When administered with the checkpoint inhibitor Opdivo (nivolumab), the viruses increased PD-L1 expression in different types of cancer and promoted infiltration of CD8 T cells into tumors. Researchers also observed increased expression of genes associated with innate and adaptive immune activation. In a mouse study, tumors injected with RP1 or RP2 showed large areas of necrosis, or cell death, and even uninjected tumors shrank.

“RP1 and RP2 represent attractive potential treatment modalities with the ability to self-amplify, kill through multiple mechanisms and promote antitumor immune responses,” Kevin Harrington, PhD, of the Royal Marsden NHS Foundation Trust ​in London, said in a Replimune press release. “These benefits are then further enhanced by treatment with anti-PD1 [checkpoint inhibitor therapy] creating the potential for an attractive treatment option for patients with difficult to treat tumor types who are currently underserved.”

Finally, other preclinical data presented at the meeting showed that an engineered myxoma (rabbit pox) virus being developed by OncoMyx was active against multiple human cancer cell lines in laboratory studies, and it slowed tumor growth in mice implanted with human non-small-cell lung cancer, breast cancer, bone cancer and melanoma.

The experimental virus, which doesn’t cause disease in humans, is armed with genes encoding the cytokine interleukin 12 and a protein known as decorin.
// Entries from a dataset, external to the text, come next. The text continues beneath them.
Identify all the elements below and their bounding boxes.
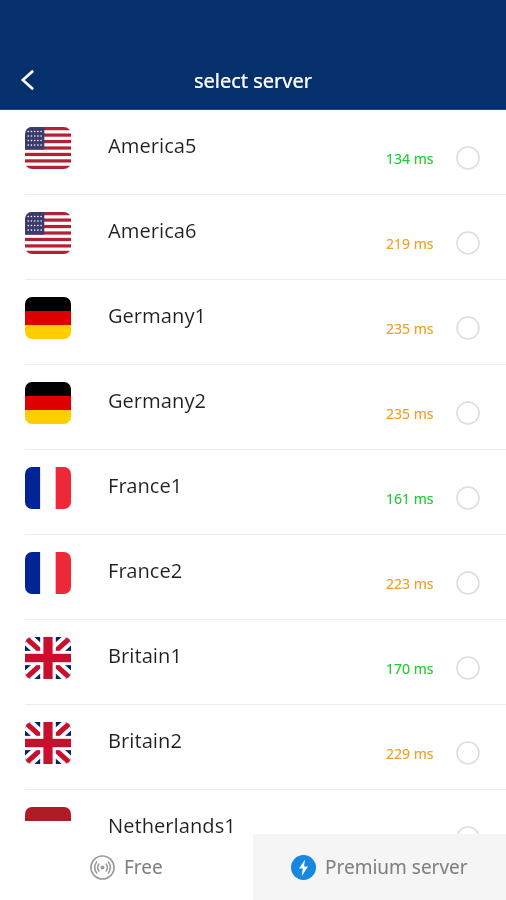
button[interactable]: Britain2 <box>0 705 506 789</box>
button[interactable]: Select France2 <box>452 567 484 599</box>
button[interactable]: Back <box>0 52 56 108</box>
button[interactable]: Free <box>0 834 253 900</box>
staticText: 223 ms <box>386 574 434 593</box>
staticText: 161 ms <box>386 489 434 508</box>
button[interactable]: Select America6 <box>452 227 484 259</box>
button[interactable]: America6 <box>0 195 506 279</box>
button[interactable]: Select Britain2 <box>452 737 484 769</box>
button[interactable]: Netherlands1 <box>0 790 506 874</box>
button[interactable]: Select Britain1 <box>452 652 484 684</box>
button[interactable]: Select Germany2 <box>452 397 484 429</box>
button[interactable]: France1 <box>0 450 506 534</box>
button[interactable]: France2 <box>0 535 506 619</box>
button[interactable]: America5 <box>0 110 506 194</box>
staticText: Free <box>124 854 163 880</box>
staticText: 219 ms <box>386 234 434 253</box>
button[interactable]: Germany1 <box>0 280 506 364</box>
staticText: France2 <box>108 557 183 584</box>
button[interactable]: Premium server <box>253 834 506 900</box>
button[interactable]: Select America5 <box>452 142 484 174</box>
staticText: Premium server <box>325 854 468 880</box>
staticText: Britain1 <box>108 642 182 669</box>
button[interactable]: Select France1 <box>452 482 484 514</box>
staticText: France1 <box>108 472 183 499</box>
button[interactable]: Germany2 <box>0 365 506 449</box>
staticText: Netherlands1 <box>108 812 236 839</box>
staticText: 170 ms <box>386 659 434 678</box>
staticText: Germany2 <box>108 387 207 414</box>
staticText: Britain2 <box>108 727 182 754</box>
staticText: 145 ms <box>386 829 434 848</box>
staticText: America5 <box>108 132 197 159</box>
staticText: 134 ms <box>386 149 434 168</box>
button[interactable]: Britain1 <box>0 620 506 704</box>
staticText: 229 ms <box>386 744 434 763</box>
staticText: select server <box>0 67 506 94</box>
staticText: America6 <box>108 217 197 244</box>
staticText: 235 ms <box>386 404 434 423</box>
button[interactable]: Select Germany1 <box>452 312 484 344</box>
staticText: 235 ms <box>386 319 434 338</box>
button[interactable]: Select Netherlands1 <box>452 822 484 854</box>
staticText: Germany1 <box>108 302 207 329</box>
It is designed to both promote immune activity against tumors and overcome cancer’s ability to suppress immune responses. The virus upregulates genes associated with immune response and increases the number of cancer-fighting immune cells entering tumors—and it works even better when combined with checkpoint inhibitors.

Researchers have studied both direct injection of the virus into tumors and administration via IV infusion—a potentially more promising approach for reaching inaccessible tumors. IV administration could potentially trigger an excessive immune response that harms healthy organs and tissues, but computer modeling suggests that cytokine levels should remain within a known safety margin, company scientists reported.